The problem is it’s still easier to get the data than to know what to do with it.
Right now, Khoury says, studies reveal variations in the genome that might not cause problems but could lead to unnecessary medical tests, anxiety and treatments.
“You’re going to find a lot of things you don’t know what to do with,” Khoury says. “Most of it is noise.”
Hope vs. false hope
Genetic sequencing can help solve diagnostic mysteries, finding causes for rare diseases. It also can be incredibly useful for some cancer patients, finding therapies their doctors wouldn’t otherwise have considered.
That approach saved Eric Dishman’s life.
Dishman was diagnosed with kidney cancer at 19, and struggled for 23 years on various treatments. Five years ago he was out of options and near death when he got his own and his tumor’s genomes sequenced. The tests revealed that his cancer had a mutation commonly found in pancreatic tumors. Treatment with a medication targeted for pancreatic cancer got him healthy enough for a kidney transplant, and he’s now cancer-free.
But Dishman concedes that he was very lucky to have such a useful result. And he worries that people will build unrealistic expectations from the idea that gene sequences inevitably lead to successful treatments.
“False hope is not a good thing,” he says. “I lived through decades of ‘This is the drug that’s going to cure your cancer,’ and then they put me on it and it almost killed me.”
Dishman now heads President Obama’s Precision Medicine Initiative, which plans to sequence the genomes of 1 million Americans over the next few years and then follow them over time to see how genes interact with their physical environment, socioeconomic status, body chemistry and life history.
He’s hopeful the research eventually will justify screening for everyone.
Knowing can be a bad thing
Church, who was the fourth person in the world to have his genome sequenced, says that day already is here. His own genome did not save him from an avoidable cancer or midlife health crisis — but for somewhere between two and 20 people per thousand, it might, he says.
“What’s the justification for waiting?” he asks.

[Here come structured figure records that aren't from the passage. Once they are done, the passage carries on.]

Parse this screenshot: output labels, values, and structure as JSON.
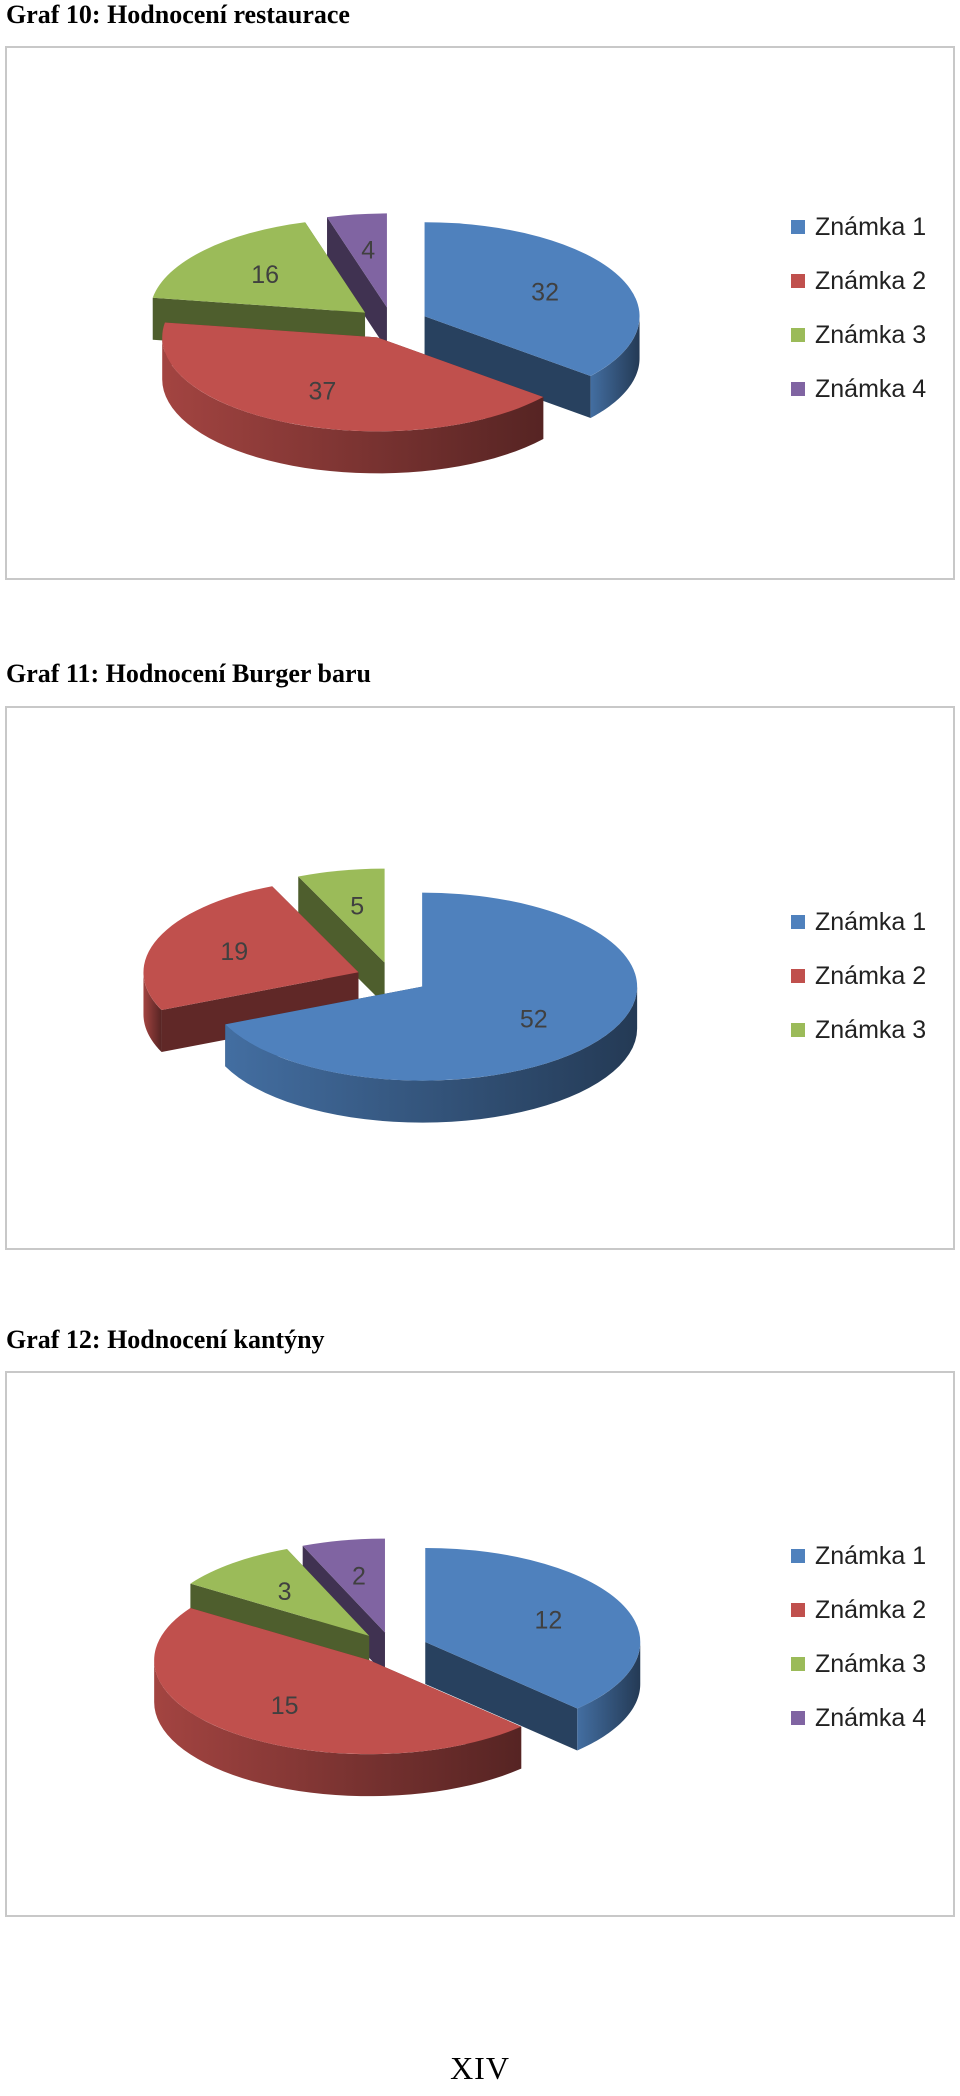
{
  "colors": {
    "znamka1": "#4f81bd",
    "znamka2": "#c0504d",
    "znamka3": "#9bbb59",
    "znamka4": "#8064a2"
  },
  "page_number": "XIV",
  "chart_data": [
    {
      "type": "pie",
      "title": "Graf 10: Hodnocení restaurace",
      "categories": [
        "Známka 1",
        "Známka 2",
        "Známka 3",
        "Známka 4"
      ],
      "values": [
        32,
        37,
        16,
        4
      ],
      "legend_position": "right",
      "style": "3d-exploded"
    },
    {
      "type": "pie",
      "title": "Graf 11: Hodnocení Burger baru",
      "categories": [
        "Známka 1",
        "Známka 2",
        "Známka 3"
      ],
      "values": [
        52,
        19,
        5
      ],
      "legend_position": "right",
      "style": "3d-exploded"
    },
    {
      "type": "pie",
      "title": "Graf 12: Hodnocení kantýny",
      "categories": [
        "Známka 1",
        "Známka 2",
        "Známka 3",
        "Známka 4"
      ],
      "values": [
        12,
        15,
        3,
        2
      ],
      "legend_position": "right",
      "style": "3d-exploded"
    }
  ]
}
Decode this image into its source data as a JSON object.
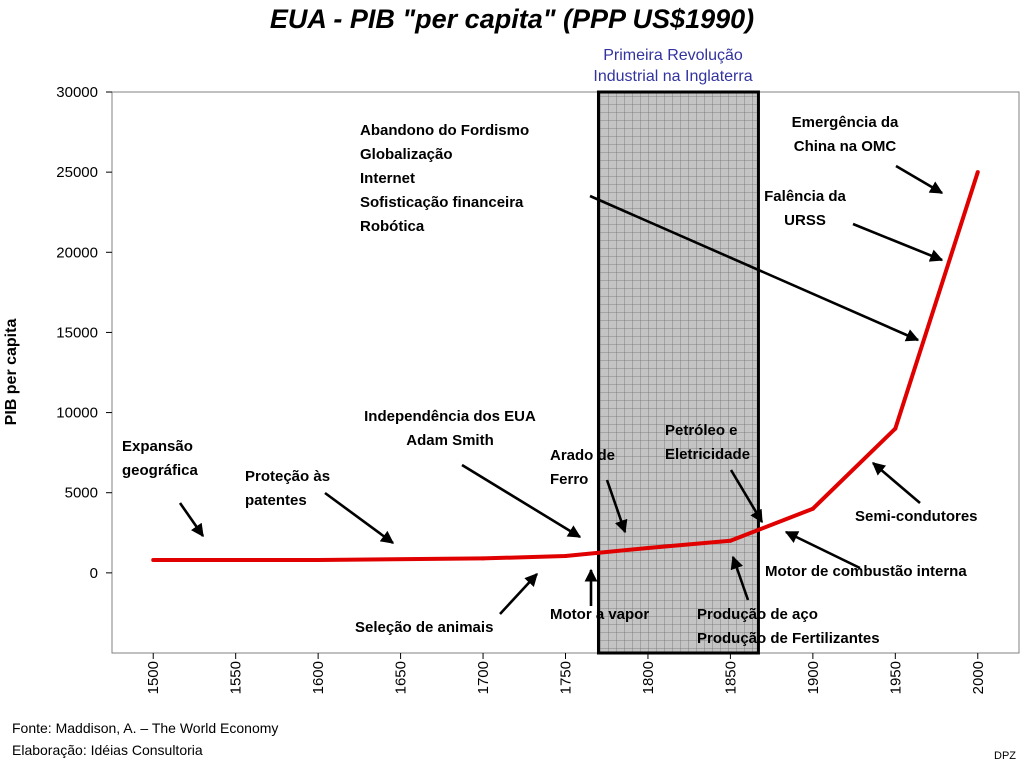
{
  "chart_data": {
    "type": "line",
    "title": "EUA - PIB \"per capita\" (PPP US$1990)",
    "xlabel": "",
    "ylabel": "PIB per capita",
    "x": [
      1500,
      1600,
      1700,
      1750,
      1800,
      1850,
      1900,
      1950,
      2000
    ],
    "series": [
      {
        "values": [
          800,
          800,
          900,
          1050,
          1550,
          2000,
          4000,
          9000,
          25000
        ]
      }
    ],
    "xticks": [
      1500,
      1550,
      1600,
      1650,
      1700,
      1750,
      1800,
      1850,
      1900,
      1950,
      2000
    ],
    "yticks": [
      0,
      5000,
      10000,
      15000,
      20000,
      25000,
      30000
    ],
    "xlim": [
      1475,
      2025
    ],
    "ylim": [
      -5000,
      30000
    ],
    "grid": false,
    "line_color": "#e00000",
    "highlight_period": {
      "x_range": [
        1770,
        1867
      ],
      "label": "Primeira Revolução\nIndustrial na Inglaterra",
      "fill": "#c0c0c0",
      "border": "#000000"
    },
    "annotations": [
      {
        "text": "Abandono do Fordismo\nGlobalização\nInternet\nSofisticação financeira\nRobótica"
      },
      {
        "text": "Emergência da\nChina na OMC"
      },
      {
        "text": "Falência da\nURSS"
      },
      {
        "text": "Independência dos EUA\nAdam Smith"
      },
      {
        "text": "Petróleo e\nEletricidade"
      },
      {
        "text": "Arado de\nFerro"
      },
      {
        "text": "Expansão\ngeográfica"
      },
      {
        "text": "Proteção às\npatentes"
      },
      {
        "text": "Semi-condutores"
      },
      {
        "text": "Motor de combustão interna"
      },
      {
        "text": "Seleção de animais"
      },
      {
        "text": "Motor a vapor"
      },
      {
        "text": "Produção de aço\nProdução de Fertilizantes"
      }
    ]
  },
  "footer": {
    "source": "Fonte: Maddison, A. – The World Economy",
    "elaboration": "Elaboração: Idéias Consultoria"
  },
  "credit": "DPZ"
}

Church argues that we all do many things for the benefit of equally small fractions of people. Lottery tickets only pay off one time in 300 million, in some cases, but plenty of people voluntarily pay for them, he says.
If people don’t want to know about their risk for conditions they can’t do anything about — such as Alzheimer’s — they can ask their doctors not to share that information, Church says.
Jehannine Austin, president of the National Society of Genetic Counselors, says the decision to screen should be personal. “It’s not necessarily right for everyone.”
A lot of the patients and families she works with want answers to “why” they have particular problems, says Austin, also an associate professor of psychiatry and medical genetics at the University of British Columbia in Canada.
But most genes are not deterministic. They may increase someone’s chances of disease, but they also interact with the person’s environment. Someone with a genetic risk who lives a healthy lifestyle and doesn’t have any additional risks might well avoid what looks like genetic destiny in someone else with a less-healthy lifestyle or who suffers from bad luck.
“Any genomic test results are only going to be able to provide a partial answer for ‘why did this happen to me?’ ” she says.
Austin says she hasn’t yet had her own genome sequenced. Even though she knows genetics aren’t destiny, she’s concerned about how she’d react to any bad news she might hear.
“I know myself well enough to know that if I did have genetic testing that revealed an increased risk, this would exacerbate my anxiety and decrease my quality of life,” she says. “That’s a risk I’m not prepared to take.”